Chronique rédigée par François Ost (USL-B), publiée en primeur sur le site du Soir
Quinze mois après le déclenchement de la pandémie (plutôt une syndémie), il est possible, et nécessaire, de prendre du recul en vue de tirer certaines leçons pour les crises à venir. Une ample littérature s’y emploie. Parmi celle-ci, je retiens un ouvrage, écrit par des sociologues de l’organisation (1), dont les conclusions sont intéressantes. Aux yeux des auteurs, les principaux dysfonctionnements qui ont marqué le traitement de la crise tiennent à la manière de raisonner des décideurs. Une manière routinière et quantitative, favorisant les savoirs stables et les certitudes. Des raisonnements sur le mode du «toutes choses égales par ailleurs» qui, après avoir ainsi beaucoup simplifié des problèmes complexes et évolutifs, aboutissent à la conclusion qu’«il n’y a pas d’alternative». Et les auteurs de conclure à la nécessité de former les décideurs à la pratique du doute, de la critique, et de la discussion pluraliste.
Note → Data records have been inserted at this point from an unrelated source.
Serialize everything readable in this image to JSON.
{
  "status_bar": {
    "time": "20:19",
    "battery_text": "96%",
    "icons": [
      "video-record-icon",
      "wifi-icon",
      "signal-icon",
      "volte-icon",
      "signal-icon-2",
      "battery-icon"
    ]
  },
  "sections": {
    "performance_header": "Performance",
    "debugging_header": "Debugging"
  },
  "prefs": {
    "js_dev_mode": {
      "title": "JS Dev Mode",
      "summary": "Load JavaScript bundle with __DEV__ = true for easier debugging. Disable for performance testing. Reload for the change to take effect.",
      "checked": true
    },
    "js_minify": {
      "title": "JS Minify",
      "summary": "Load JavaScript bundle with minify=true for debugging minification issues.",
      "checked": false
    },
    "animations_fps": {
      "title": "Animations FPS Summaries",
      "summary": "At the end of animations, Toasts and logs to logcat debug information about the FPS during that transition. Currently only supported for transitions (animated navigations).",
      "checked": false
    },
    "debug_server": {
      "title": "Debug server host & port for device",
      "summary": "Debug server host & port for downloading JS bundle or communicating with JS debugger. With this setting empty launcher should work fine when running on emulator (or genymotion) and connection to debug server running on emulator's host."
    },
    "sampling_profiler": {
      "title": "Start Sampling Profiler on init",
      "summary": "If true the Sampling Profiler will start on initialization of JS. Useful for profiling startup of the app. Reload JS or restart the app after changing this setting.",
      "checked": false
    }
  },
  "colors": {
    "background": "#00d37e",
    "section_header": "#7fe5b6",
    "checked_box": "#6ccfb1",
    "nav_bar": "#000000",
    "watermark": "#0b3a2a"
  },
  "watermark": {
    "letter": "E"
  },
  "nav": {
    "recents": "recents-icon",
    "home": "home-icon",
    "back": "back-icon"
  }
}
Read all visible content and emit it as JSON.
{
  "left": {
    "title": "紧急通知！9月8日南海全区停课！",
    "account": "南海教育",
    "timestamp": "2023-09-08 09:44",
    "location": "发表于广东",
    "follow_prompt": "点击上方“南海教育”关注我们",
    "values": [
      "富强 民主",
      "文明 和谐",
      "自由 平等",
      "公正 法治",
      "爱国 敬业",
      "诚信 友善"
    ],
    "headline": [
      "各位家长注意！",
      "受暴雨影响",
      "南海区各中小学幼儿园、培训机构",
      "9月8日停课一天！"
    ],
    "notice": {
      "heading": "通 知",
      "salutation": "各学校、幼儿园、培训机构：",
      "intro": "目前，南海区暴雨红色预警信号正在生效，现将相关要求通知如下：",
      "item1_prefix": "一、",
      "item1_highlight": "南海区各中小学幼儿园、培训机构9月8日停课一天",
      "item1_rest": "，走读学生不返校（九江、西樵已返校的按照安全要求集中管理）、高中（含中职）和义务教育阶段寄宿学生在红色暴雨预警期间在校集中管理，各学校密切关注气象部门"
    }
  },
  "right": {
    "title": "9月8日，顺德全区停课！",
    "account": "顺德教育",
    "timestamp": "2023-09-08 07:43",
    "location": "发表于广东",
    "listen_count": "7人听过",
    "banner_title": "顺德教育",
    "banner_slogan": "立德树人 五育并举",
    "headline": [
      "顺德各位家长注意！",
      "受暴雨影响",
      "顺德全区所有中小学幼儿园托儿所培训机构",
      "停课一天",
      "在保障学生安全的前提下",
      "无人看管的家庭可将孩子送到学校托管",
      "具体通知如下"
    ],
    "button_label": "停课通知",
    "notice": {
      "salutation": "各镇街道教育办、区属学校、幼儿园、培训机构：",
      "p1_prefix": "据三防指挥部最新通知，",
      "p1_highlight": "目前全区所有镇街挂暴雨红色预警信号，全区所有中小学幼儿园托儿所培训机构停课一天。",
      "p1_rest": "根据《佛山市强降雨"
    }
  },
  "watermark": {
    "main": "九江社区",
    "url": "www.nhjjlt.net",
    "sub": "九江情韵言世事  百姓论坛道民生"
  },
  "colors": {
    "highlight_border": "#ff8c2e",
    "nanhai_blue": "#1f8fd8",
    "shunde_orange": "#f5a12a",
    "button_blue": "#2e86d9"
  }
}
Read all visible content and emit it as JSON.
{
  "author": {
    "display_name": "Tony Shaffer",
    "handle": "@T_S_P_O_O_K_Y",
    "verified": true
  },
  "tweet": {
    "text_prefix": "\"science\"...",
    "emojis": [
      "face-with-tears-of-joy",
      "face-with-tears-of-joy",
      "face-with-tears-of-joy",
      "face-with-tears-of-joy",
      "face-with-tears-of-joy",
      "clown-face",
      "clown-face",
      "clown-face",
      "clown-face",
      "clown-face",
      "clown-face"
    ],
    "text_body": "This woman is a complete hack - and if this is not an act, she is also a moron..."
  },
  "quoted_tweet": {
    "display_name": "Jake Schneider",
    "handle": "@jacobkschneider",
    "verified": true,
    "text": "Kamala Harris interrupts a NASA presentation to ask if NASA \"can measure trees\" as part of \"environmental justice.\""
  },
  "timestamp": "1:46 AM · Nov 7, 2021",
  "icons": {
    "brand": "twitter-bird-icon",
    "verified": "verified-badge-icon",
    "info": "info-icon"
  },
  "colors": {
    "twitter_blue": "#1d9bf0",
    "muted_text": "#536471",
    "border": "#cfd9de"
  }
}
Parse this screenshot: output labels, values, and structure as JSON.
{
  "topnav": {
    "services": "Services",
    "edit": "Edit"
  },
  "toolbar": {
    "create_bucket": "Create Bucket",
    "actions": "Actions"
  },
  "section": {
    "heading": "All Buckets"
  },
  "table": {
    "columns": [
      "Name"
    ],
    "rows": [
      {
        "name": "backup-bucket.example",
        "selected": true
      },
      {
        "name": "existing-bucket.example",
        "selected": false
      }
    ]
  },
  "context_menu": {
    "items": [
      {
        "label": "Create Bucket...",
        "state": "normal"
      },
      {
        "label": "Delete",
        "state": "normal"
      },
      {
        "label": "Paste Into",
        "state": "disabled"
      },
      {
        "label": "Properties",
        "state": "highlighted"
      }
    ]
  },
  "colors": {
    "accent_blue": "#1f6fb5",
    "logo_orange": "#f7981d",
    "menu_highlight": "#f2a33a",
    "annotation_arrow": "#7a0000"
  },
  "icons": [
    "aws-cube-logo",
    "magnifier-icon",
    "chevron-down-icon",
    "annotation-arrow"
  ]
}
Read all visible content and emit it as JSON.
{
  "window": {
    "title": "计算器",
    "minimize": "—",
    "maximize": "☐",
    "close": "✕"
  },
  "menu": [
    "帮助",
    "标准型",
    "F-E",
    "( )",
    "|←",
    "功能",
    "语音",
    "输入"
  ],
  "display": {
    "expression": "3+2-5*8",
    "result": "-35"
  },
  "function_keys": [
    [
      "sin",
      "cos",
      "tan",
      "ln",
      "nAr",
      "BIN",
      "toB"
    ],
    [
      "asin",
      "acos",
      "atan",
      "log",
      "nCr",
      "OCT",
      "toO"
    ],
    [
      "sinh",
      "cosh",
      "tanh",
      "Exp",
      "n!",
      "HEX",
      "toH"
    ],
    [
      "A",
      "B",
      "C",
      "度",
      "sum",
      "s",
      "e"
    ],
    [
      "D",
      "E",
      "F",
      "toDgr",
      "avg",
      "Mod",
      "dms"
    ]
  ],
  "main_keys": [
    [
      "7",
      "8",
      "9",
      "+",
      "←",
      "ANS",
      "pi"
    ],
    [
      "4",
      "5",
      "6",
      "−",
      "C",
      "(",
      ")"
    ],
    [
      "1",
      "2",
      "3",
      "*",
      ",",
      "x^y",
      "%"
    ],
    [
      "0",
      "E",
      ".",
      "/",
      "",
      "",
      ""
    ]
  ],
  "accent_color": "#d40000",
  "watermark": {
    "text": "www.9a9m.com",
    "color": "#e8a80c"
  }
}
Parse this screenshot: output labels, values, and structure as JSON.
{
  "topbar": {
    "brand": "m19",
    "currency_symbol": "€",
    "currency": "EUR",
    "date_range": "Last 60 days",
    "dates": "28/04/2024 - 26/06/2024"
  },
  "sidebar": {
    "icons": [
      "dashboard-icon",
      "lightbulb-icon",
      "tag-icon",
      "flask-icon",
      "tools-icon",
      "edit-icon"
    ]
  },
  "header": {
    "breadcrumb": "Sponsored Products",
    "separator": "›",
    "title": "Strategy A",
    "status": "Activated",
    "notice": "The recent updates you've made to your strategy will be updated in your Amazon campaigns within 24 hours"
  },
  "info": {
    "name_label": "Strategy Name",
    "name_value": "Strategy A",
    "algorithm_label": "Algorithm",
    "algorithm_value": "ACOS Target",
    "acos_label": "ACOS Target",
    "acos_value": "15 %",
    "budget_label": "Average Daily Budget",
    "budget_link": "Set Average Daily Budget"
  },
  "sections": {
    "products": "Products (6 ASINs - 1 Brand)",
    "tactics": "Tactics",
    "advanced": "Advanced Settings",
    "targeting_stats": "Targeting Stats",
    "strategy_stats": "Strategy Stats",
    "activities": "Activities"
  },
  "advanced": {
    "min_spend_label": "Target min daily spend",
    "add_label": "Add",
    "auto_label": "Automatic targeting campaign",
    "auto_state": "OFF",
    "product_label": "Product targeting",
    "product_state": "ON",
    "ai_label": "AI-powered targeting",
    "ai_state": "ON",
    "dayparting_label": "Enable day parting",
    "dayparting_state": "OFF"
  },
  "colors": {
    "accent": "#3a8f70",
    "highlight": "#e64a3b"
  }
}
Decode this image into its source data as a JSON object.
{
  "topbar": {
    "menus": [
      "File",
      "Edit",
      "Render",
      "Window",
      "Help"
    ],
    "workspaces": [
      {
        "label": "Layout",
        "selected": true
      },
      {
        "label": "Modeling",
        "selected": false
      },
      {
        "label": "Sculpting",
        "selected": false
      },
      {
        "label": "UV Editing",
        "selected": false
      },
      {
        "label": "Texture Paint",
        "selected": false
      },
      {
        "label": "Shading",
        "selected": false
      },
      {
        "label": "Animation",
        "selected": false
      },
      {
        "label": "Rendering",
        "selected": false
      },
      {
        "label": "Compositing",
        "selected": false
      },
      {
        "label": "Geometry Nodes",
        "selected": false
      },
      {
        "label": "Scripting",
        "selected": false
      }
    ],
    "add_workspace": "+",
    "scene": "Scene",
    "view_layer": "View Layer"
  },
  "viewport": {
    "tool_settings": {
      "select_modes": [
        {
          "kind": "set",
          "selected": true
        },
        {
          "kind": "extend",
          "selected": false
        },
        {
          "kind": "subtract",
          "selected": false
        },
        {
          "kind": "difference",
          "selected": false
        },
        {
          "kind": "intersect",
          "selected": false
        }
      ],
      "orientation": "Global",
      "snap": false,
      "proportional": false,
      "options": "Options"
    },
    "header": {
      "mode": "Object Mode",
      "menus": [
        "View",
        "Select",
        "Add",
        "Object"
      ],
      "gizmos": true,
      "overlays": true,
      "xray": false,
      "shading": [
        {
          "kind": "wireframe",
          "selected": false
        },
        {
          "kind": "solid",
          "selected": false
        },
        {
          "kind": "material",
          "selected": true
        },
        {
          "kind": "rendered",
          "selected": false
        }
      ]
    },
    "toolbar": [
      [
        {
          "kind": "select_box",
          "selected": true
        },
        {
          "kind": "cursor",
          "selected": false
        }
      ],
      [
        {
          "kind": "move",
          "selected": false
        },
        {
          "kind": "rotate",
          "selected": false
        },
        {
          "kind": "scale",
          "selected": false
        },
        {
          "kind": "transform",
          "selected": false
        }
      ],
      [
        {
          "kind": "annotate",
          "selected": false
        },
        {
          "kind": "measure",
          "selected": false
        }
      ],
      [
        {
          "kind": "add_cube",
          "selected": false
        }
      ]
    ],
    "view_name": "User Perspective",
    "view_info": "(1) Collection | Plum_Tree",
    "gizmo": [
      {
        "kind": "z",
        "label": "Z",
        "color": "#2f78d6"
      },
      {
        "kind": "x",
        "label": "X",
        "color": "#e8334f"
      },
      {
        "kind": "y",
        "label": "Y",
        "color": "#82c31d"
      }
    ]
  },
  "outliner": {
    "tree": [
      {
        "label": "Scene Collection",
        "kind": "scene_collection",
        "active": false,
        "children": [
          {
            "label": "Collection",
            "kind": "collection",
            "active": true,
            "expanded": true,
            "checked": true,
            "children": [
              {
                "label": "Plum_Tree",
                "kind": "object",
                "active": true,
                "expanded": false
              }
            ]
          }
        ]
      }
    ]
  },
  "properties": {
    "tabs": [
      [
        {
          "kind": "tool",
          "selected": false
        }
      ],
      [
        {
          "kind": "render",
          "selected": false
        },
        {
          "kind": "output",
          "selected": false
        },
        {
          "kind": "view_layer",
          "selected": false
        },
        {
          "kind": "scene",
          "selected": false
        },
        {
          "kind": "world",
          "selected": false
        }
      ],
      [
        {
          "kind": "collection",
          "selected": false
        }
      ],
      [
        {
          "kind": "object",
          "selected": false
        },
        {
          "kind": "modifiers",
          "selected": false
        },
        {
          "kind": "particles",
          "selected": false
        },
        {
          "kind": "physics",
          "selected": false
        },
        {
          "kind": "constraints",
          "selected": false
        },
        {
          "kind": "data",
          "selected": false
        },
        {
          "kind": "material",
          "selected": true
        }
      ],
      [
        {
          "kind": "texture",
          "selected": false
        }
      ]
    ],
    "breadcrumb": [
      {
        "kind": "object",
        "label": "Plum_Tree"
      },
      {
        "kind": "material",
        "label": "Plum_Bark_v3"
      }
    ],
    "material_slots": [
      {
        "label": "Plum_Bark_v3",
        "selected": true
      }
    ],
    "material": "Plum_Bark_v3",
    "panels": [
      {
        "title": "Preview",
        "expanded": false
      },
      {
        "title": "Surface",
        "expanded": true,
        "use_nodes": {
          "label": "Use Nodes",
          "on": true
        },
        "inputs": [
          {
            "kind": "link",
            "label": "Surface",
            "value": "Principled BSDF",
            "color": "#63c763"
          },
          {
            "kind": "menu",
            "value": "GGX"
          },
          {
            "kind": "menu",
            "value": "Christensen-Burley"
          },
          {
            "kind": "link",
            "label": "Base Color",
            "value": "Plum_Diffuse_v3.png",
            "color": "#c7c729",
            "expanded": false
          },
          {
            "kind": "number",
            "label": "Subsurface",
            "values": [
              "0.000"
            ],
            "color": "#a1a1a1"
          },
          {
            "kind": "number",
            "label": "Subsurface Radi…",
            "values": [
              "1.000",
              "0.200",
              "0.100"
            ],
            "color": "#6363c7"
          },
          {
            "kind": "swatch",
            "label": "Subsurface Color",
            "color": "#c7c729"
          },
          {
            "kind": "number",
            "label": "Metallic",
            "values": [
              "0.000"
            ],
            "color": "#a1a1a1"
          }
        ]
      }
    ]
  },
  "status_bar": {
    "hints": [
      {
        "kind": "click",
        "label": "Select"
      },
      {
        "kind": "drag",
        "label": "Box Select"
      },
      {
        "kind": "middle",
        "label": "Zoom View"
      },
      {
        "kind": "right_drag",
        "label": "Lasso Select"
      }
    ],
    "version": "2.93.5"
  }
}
Nul doute que la fiction littéraire soit un bon exercice à cet égard. Si nous imaginions, par exemple, qu’un nouveau Petit Prince avait débarqué sur la planète bleue en février 2020, qu’aurait-il retenu? (2)
Le politique
Le premier habitant que le Petit Prince rencontra (le pangolin qui l’accompagnait toujours avait été saisi et envoyé en fourrière, dès son arrivée dans le pays) était un politique.
– «Nous sommes en guerre», lui dit celui-ci, en relevant le menton.
– Mais il n’y a pas d’ennemi, juste un minuscule organisme vivant qui circule; les virus ont toujours existé.
– Tu ne comprends pas, je veux dire que je décrète la mobilisation générale, tout sera mis en œuvre pour éradiquer le virus. À la guerre comme à la guerre. Il voulait dire que face à un événement exceptionnel, il fallait adopter des mesures exceptionnelles. Et il ajoutait: nous ferons cela quoi qu’il en coûte.
– Mais le pays n’est-il pas déjà très endetté?
– Il faut ce qu’il faut, les banques centrales émettront plus d’argent, et les pays contracteront des emprunts.
– Cela coûtera très cher; il faudra bien rembourser un jour?
– La dette ne coûtera rien du tout: la Banque centrale européenne rachète les titres de la dette des États et leur reverse les intérêts qu’ils lui paient.
Tout de même, le Petit Prince se demandait comment il était possible de ne pas payer ses dettes, et comment ce qui était un délit pour les particuliers devenait une vertu pour les États.
L’épidémiologiste
Un peu plus loin, le Petit Prince rencontra un homme très affairé qui traçait de grandes colonnes de chiffres sur un tableau noir et dessinait des courbes impressionnantes.
– Je suis un épidémiologiste, expliqua-t-il: je construis des indicateurs à partir des chiffres que les autorités sanitaires me fournissent, et j’établis des modèles prévisionnels. Hier encore, nous étions sur un faux plat, mais aujourd’hui les courbes s’envolent. Dans deux semaines nous atteindrons le point de saturation des hôpitaux, alors nous confinons tout le monde. La santé n’a pas de prix, n’est-ce pas?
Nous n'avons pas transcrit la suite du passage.